Iván Duque puede aducir que el dios cuya protección invoca es el dios nacional cuya referencia fue incluida en la Constitución de 1991. No es así. La invocación de “la protección de  Dios” en el proemio de la carta magna refleja los factores reales de poder que había en ese momento. Un panorama muy distinto al  actual, después de 29 años de pluralización religiosa. Razón de más para preguntarse si dicha invocación admitiría ser retirada, en atención a las confusiones para las que se presta y para evitar el uso político que por estos días se le está dando, a despecho del espíritu de la letra. 

Según la sentencia C-350 de 1994, dicha invocación tiene un carácter general y no está referida a una iglesia en particular. Es decir que “no establece la prevalencia de ningún credo religioso, ni siquiera de tipo monoteísta; se trata de una invocación a un Dios compatible con la pluralidad de creencias religiosas”. Por eso, para Rodrigo Uprimny, “no afecta el carácter laico del Estado”.

 

Sin embargo, el dios de Iván Duque no parece compatible con la pluralidad de creencias que el Estado, representado en él, está llamado a proteger. Se trata de un dios compatible con el de los sectores religiosos que apoyaron su candidatura y cuya tutela, la de dichos sectores religiosos, busca el Gobierno. En efecto, no se trata del dios nacional de la Constitución de 1991, sino del dios de la Constitución de 1886, concebido como “fuente suprema de toda autoridad”, un recurso al que apela Duque para legitimar sus acciones de Gobierno.

 

Reza Aslan, experto en la historia de las religiones, explica en su libro Dios, una historia humana, cómo a la instauración del culto a un dios nacional por parte de Israel le antecedió un largo proceso.
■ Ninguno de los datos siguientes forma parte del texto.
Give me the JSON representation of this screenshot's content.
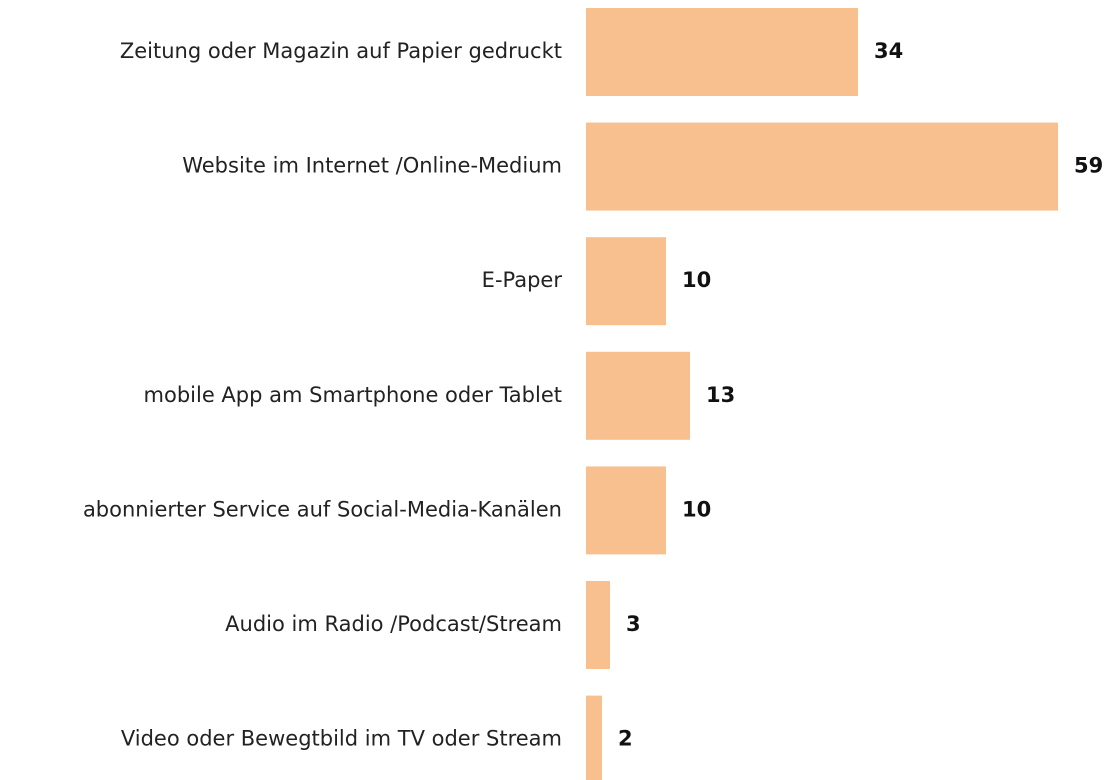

Originalmente, la monarquía “no fomentaba ni desalentaba el culto a otros dioses; se limitaba a centrarse en el culto al dios nacional”. “Ya lo había dicho Morton Smith con mucha claridad”, advierte el poeta Esteban Londoño: fue solo después de la derrota ante los babilonios y de la experiencia del exilio cuando los israelitas introdujeron el monoteísmo, para hallarle sentido teológico a lo sucedido.

 

Hasta cierto punto, el espíritu de la Constitución de 1991 se asemeja a la actitud previa a la instauración del monoteísmo por parte de Israel: no fomenta ni desalienta el culto a otros dioses, se limita a centrarse en el culto al dios nacional. Pero detrás del comportamiento de Iván Duque se advierte una suerte de nostalgia hacia la afirmación, desde instancias estatales, de la fe en un solo dios, el de su credo monoteísta que desdeña el culto a otros dioses; así como en el comportamiento de las bases políticas que lo llevaron a la presidencia, se advierte un interés por imponer una visión excluyente de la historia del país: aquella que no expone la responsabilidad de los señores de la tierra en el desarrollo del conflicto armado. De ahí los ataques contra la Comisión de la Verdad y el miedo a que se esclarezca lo ocurrido en las últimas décadas de violencia. 

 

Las palabras de Francisco de Roux durante un reciente evento de la entidad, celebrado el 30 de julio del 2020, resultan esclarecedoras para repensar lo sagrado como elemento social y respetar el sitio que le corresponde en un proyecto de nación moderno y democrático, como el de la Constitución de 1991: “Lo sagrado es el ser humano y su gran manifestación, el gran desafío de nosotros y de ustedes, está cuando ese ser humano ha sido destruido por nosotros mismos en el ser humano victimizado, desde cualquier parte”.

 

Propongo que sea dicha nominación de lo divino a la que se apele en el proemio de la Constitución, para evitar que la partícula “Dios”, cuya protección invoca el presidente con la intercesión de la virgen, siga siendo instrumentalizada al servicio de un proyecto de nación parcial. Para evitar que una suerte de monoteísmo de Estado, ajeno al espíritu de la carta magna, pero claro al uribismo y a quienes respaldan simbólicamente su poder, siga afirmándose de manera cada vez más descarada, al punto que sabemos quién es la patrona de Iván Duque, pero también quién es su patrón por encima de la Ley.

Miguel Estupiñán es periodista, magíster en estudios literarios y teólogo.

Nació en Bogotá, en 1986. Pasó por la Universidad Javeriana y la Universidad Nacional, haciendo el mal.

Ahora intenta redimirse fuera de la academia.